Diese Chance ließen sich der Burgenländer Hans Peter Doskozil und der Tiroler SPÖ-Politiker Georg Dornauer, zuletzt mit einem „Horizontalsager“ im sichtlichen Genuss des Rampenlichts, nicht entgehen (). Das Thema Sicherungshaft bot ihm vor seiner Wahl zum Tiroler Parteichef eine willkommene Bühne, obwohl er wusste, dass es kein SPÖ-Thema sein könne.

Andere Einschränkungen im Asylrecht im Schatten der Diskussion

Auch für Innenminister Herbert Kickl bleibt das Thema ein Gewinn. Falls es nie zu einer Sicherungshaft kommen wird, ist in seiner Argumentation entweder die Opposition oder die Europäische Union schuld. Wieder einmal aber gilt ein Prinzip, das die FPÖ seit Regierungsantritt mehrfach erfolgreich erprobt hat: Während sich alle auf ein Thema stürzen, wird stillschweigend ein anderes umgesetzt oder Unbequemes weggelobt.
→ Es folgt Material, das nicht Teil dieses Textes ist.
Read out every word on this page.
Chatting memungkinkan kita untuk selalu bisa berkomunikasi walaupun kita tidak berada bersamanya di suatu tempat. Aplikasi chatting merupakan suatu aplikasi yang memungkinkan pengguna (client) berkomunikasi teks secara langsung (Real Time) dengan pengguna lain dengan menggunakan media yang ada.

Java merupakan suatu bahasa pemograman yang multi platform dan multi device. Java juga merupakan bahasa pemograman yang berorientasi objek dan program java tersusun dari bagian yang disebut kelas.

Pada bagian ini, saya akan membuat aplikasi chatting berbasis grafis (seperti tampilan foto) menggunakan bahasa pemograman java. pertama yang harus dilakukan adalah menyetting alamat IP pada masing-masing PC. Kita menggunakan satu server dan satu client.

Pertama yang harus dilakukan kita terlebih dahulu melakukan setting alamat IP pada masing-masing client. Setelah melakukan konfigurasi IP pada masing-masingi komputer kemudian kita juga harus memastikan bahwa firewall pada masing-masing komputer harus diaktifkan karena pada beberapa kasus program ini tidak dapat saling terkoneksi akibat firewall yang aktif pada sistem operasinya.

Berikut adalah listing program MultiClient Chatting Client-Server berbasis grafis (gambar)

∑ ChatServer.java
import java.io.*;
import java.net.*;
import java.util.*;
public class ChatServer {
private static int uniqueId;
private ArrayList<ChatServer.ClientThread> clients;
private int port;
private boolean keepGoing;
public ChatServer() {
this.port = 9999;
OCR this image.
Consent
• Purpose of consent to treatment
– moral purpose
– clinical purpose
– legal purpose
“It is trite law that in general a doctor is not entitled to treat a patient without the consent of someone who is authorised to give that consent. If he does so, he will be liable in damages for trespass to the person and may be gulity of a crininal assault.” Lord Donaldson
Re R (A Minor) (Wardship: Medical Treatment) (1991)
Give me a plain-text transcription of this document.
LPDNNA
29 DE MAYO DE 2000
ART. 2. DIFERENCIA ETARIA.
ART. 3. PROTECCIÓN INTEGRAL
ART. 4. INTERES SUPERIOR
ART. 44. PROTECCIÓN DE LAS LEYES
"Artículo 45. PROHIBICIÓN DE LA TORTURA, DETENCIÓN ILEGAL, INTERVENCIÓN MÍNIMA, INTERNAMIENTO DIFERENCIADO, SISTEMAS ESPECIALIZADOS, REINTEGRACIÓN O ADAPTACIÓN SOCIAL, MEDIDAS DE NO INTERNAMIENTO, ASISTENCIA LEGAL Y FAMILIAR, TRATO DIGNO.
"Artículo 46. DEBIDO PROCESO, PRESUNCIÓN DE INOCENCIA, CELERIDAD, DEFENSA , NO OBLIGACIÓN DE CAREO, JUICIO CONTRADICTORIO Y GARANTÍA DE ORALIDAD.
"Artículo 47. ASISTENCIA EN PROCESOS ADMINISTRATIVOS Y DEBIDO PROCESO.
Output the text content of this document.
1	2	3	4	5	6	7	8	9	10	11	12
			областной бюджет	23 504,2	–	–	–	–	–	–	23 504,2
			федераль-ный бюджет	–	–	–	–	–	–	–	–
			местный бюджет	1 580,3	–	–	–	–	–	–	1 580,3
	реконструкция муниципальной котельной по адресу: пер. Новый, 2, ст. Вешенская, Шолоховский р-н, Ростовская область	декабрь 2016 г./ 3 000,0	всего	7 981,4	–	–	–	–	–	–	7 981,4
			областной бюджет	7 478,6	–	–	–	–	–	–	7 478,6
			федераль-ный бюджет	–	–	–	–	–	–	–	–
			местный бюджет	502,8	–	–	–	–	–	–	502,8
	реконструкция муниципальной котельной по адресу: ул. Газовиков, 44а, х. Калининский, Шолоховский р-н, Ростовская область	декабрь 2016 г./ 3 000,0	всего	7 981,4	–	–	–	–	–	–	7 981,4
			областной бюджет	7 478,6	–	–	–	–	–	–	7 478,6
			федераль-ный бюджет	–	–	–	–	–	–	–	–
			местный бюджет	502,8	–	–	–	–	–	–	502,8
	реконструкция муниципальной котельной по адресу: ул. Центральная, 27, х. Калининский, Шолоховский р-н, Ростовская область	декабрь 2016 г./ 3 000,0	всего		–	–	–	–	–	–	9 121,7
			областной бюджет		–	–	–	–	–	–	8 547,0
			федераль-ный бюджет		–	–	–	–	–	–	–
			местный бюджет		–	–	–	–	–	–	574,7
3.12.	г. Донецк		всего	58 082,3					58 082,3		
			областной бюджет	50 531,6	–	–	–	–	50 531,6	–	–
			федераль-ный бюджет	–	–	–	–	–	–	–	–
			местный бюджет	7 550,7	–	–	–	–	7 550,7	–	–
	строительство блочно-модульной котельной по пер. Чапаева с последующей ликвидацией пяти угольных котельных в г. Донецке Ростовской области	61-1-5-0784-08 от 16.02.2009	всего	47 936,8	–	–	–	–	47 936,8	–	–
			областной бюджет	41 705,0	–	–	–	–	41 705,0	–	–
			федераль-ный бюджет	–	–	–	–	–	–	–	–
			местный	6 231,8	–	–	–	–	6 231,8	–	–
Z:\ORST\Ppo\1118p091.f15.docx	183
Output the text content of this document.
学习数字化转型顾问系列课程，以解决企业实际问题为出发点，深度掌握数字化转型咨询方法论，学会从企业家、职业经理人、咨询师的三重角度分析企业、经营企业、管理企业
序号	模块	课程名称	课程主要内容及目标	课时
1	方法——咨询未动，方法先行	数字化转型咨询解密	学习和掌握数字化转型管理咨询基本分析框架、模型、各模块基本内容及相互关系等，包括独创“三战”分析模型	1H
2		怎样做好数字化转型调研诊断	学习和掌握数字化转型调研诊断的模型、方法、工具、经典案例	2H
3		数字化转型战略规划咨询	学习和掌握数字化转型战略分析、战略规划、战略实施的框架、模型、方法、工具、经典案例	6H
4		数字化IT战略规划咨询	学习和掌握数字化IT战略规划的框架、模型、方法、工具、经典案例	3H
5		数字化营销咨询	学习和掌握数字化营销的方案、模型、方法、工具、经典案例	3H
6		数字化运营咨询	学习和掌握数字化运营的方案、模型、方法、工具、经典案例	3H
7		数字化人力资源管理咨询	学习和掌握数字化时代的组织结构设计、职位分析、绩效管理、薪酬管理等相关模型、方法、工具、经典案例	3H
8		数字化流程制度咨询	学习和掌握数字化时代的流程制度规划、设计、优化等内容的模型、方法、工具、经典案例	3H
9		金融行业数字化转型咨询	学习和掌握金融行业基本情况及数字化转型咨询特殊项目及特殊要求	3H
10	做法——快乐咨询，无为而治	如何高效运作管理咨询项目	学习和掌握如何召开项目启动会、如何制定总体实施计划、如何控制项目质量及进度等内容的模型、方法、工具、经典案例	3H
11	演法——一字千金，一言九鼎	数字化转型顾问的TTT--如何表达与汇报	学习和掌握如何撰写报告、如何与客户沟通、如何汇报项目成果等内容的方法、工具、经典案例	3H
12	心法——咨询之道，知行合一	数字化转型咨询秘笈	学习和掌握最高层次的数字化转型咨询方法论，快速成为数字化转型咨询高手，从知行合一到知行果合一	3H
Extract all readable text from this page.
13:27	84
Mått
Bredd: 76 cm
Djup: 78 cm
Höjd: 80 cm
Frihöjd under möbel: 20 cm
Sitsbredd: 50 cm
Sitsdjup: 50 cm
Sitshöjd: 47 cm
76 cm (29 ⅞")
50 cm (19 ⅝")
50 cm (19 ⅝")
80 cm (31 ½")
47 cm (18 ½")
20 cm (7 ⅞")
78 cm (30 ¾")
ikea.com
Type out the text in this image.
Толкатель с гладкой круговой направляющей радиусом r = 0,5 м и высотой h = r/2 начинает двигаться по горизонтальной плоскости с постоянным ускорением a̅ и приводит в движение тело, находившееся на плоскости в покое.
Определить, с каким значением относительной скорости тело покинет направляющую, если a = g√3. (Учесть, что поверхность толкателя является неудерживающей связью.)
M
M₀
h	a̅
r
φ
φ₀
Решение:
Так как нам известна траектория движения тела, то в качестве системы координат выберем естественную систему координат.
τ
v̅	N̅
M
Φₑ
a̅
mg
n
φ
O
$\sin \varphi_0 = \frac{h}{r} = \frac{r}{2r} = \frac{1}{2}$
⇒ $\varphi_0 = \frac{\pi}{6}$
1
Diesmal ist es die Umbenennung von Aufnahmezentren in „Ausreisezentren“. Es mag nur ein Name sein, doch er zeigt den geplanten Weg. Das tun auch die Ausgehverbote für AsylwerberInnen zwischen 22 und sechs Uhr. Menschen- und Freiheitsrechte sind für geflüchtete Menschen in Österreich nicht mehr nötig, weil man ohnehin keine Asylwerber wolle, zumal Österreich von „sicheren Drittenstaaten umgeben“ sei, so Innenminister Kickl.

Schon als in Deutschland vor einigen Jahren eine Präventivhaft diskutiert wurde, wurde dagegen argumentiert, dass es sich um eine Scheindebatte handle, die sicherheitspolitische Erwägungen gegen schwer erkämpfte Freiheitsrechte ausspiele. Damals schrieb der Menschenrechtsexperte Sebastian Müller: „Als Rechte, die in der Menschenwürde ihren Grund haben, lassen die Menschenrechte sich gerade nicht gegen sicherheitspolitische Erwägungen aufrechnen (…) Eine Politik strikter Achtung des menschenrechtlich verbürgten Freiheitsrechts stärkt auf lange Sicht die Handlungsfähigkeit eines Staates, da sie ihm die notwendige Glaubwürdigkeit und damit auch eine legitimierte Autorität verschafft.“. Gefordert ist die Bevölkerung, die sich selbst ein Bild malen muss, welchen Rechtsrahmen sie sich für die Zukunft ihrer Kinder wünscht.